31 Décembre 2023
Notre ami, qui animait « le Masque et la Plume » depuis 1989 sur France-Inter, passe la main… mais il reste chroniqueur à « l’Obs ».
Trente-quatre ans que sa voix se posait sur les notes de « la Fileuse » de Mendelssohn pour annoncer « le masque… et la plume », toujours avec la même gourmandise, promesse de joutes pleines d’éclat et de mauvaise foi entre critiques. A la fois chef d’orchestre et de troupe, Jérôme Garcin en était venu à incarner l’émission de France-Inter, doyenne de la radio publique, qui rassemble en moyenne 700 000 auditeurs chaque dimanche soir, et 2,7 millions en comptant les autres diffusions et podcasts. A 67 ans, il a décidé de céder son micro, et Rebecca Manzoni va lui succéder. Sa dernière émission, qui promet d’être culte, sera diffusée le 31 décembre.
Il n’y a pas que la radio, dans sa vie. Notre ami Jérôme est d’abord un grand chef à plume : un homme de l’écrit, où son style fait des étincelles que beaucoup lui envient, et là aussi un meneur. Passé par « les Nouvelles littéraires », « l’Evénement du jeudi » et « l’Express », il est entré au « Nouvel Observateur » en 1996 pour y diriger, d’une main de maître, sur le pont sept jours sur sept, un service Culture dont chaque membre sait ce qu’il lui doit. A commencer par son adjointe Sophie Grassin, qui occupera son poste à partir du 1er janvier.
Cet homme pressé a commencé à publier presque tard, à 38 ans, pour célébrer l’écrivain Jean Prévost, qui fut tué dans le maquis du Vercors. Son œuvre compte une bonne vingtaine de titres. Il y admire ses héros, de Barbara à Bartabas en passant par le résistant aveugle Jacques Lusseyran. Mais ce grand pudique y livre aussi de bouleversantes confidences, comme lorsqu’il évoque les morts brutales de son père (« la Chute de cheval ») ou de son frère jumeau (« Olivier »).

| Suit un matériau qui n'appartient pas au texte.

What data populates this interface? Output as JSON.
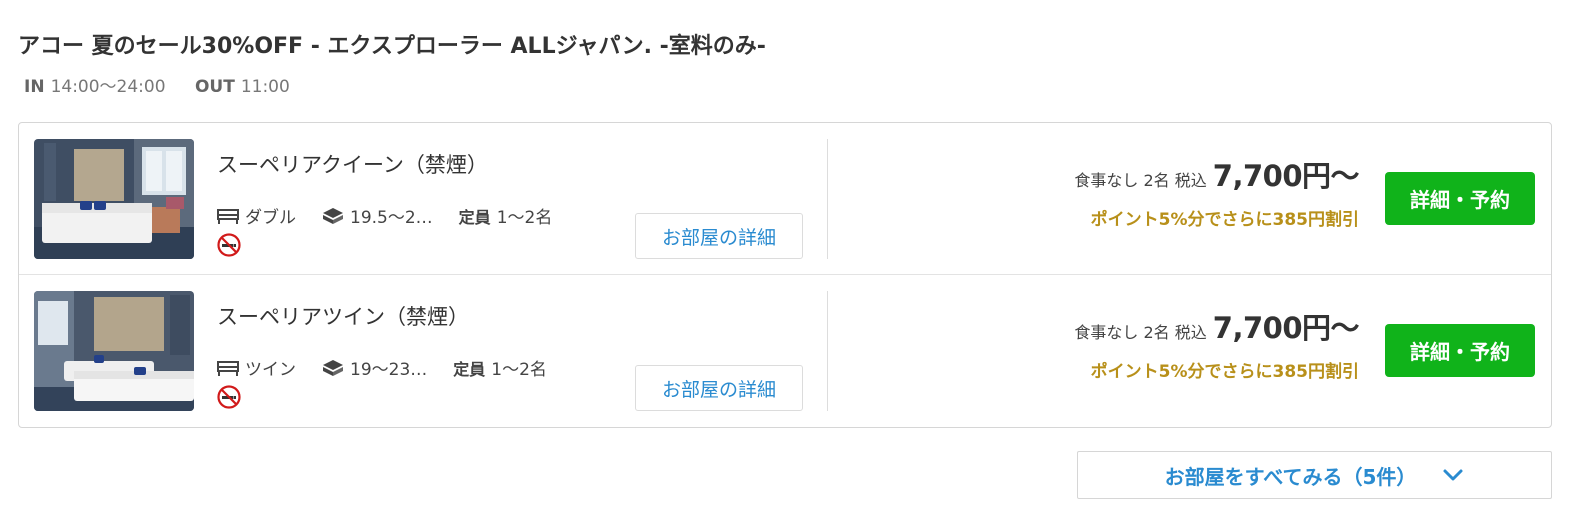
{
  "plan": {
    "title": "アコー 夏のセール30%OFF - エクスプローラー ALLジャパン. -室料のみ-",
    "checkin_label": "IN",
    "checkin_value": "14:00〜24:00",
    "checkout_label": "OUT",
    "checkout_value": "11:00"
  },
  "rooms": [
    {
      "name": "スーペリアクイーン（禁煙）",
      "bed": "ダブル",
      "area": "19.5〜2…",
      "capacity_label": "定員",
      "capacity_value": "1〜2名",
      "smoking_icon": "no-smoking-icon",
      "detail_label": "お部屋の詳細",
      "price_meta": "食事なし 2名 税込",
      "price": "7,700円〜",
      "points": "ポイント5%分でさらに385円割引",
      "book_label": "詳細・予約"
    },
    {
      "name": "スーペリアツイン（禁煙）",
      "bed": "ツイン",
      "area": "19〜23…",
      "capacity_label": "定員",
      "capacity_value": "1〜2名",
      "smoking_icon": "no-smoking-icon",
      "detail_label": "お部屋の詳細",
      "price_meta": "食事なし 2名 税込",
      "price": "7,700円〜",
      "points": "ポイント5%分でさらに385円割引",
      "book_label": "詳細・予約"
    }
  ],
  "footer": {
    "all_rooms_label": "お部屋をすべてみる（5件）"
  },
  "colors": {
    "accent_blue": "#2a8bd0",
    "book_green": "#10b31a",
    "point_gold": "#b8901a",
    "no_smoking_red": "#d11a1a"
  }
}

Il en a reçu (dont le prix des Deux Magots pour « le Dernier Hiver du Cid » en 2020). Il en a donné, comme membre du jury Décembre puis du Renaudot. En 2020, il démissionne. L’affaire Matzneff, lancée par « le Consentement », de Vanessa Springora, a jeté une lumière peu flatteuse sur le Renaudot, qui avait récompensé en 2013 l’écrivain accusé de viols sur mineurs. « Je ne pars pas seulement en raison de l’affaire Springora, mais aussi pour les vices de forme qu’elle a révélés », déclare alors Jérôme.
Gérard Philipe tient une place à part dans son panthéon : Jérôme, qui lui a consacré un livre poignant, a hérité de son « élitisme pour tous » et épousé sa fille, la comédienne Anne-Marie Philipe. Le clan soudé qu’il forme avec elle, leurs trois enfants et leurs petits-enfants, ne doit pas être fâché de le voir enfin travailler un peu moins.

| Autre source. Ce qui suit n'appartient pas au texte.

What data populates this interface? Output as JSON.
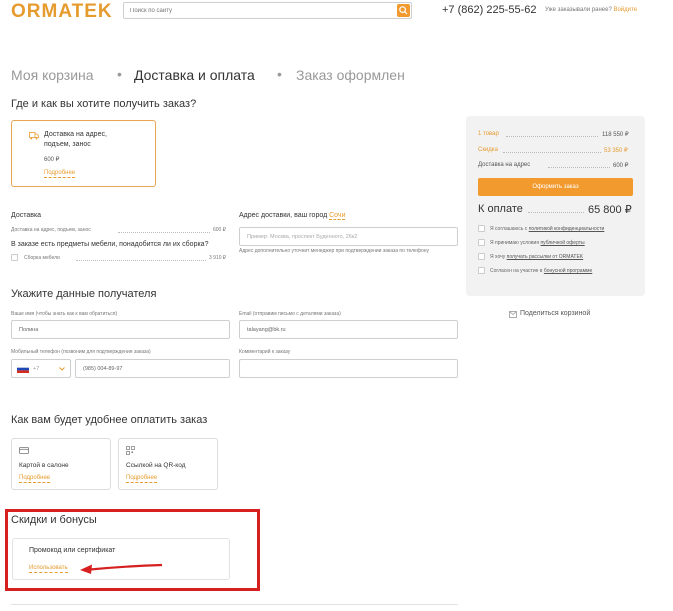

Sa base arrière est le Pays d’Auge, en Normandie. Où ses plus grands bonheurs sont, dans le désordre : écrire ses livres, à la main comme son cher Stendhal ; faire ses courses à Pont-l’Evêque ; aller galoper sur la plage de Trouville (où la mairie a donné son nom à un banc).
Dites devant lui qu’un cheval a des pattes, et il saura vous faire sentir que vous êtes un âne. Parlez-lui de piaffer ou d’épaule en dedans, et vous l’entendrez hennir de plaisir. Il a trouvé sa morale dans l’art équestre, qui vaut bien des philosophies : « En avant, calme et droit. »
Elégant est un adjectif qui revient souvent à son sujet. Elégance vestimentaire d’abord : costumes sobres, chemises rayées et mocassins. So British. Chic même lorsqu’il coiffe l’antique perruque blonde qui hante le service Culture de « l’Obs ». Mais s’il a consacré sa maîtrise à Kierkegaard, il ne se comporte jamais en séducteur sans scrupule, et là réside sa véritable élégance, dans l’attention et la liberté qu’il accorde à celles et ceux qui l’entourent.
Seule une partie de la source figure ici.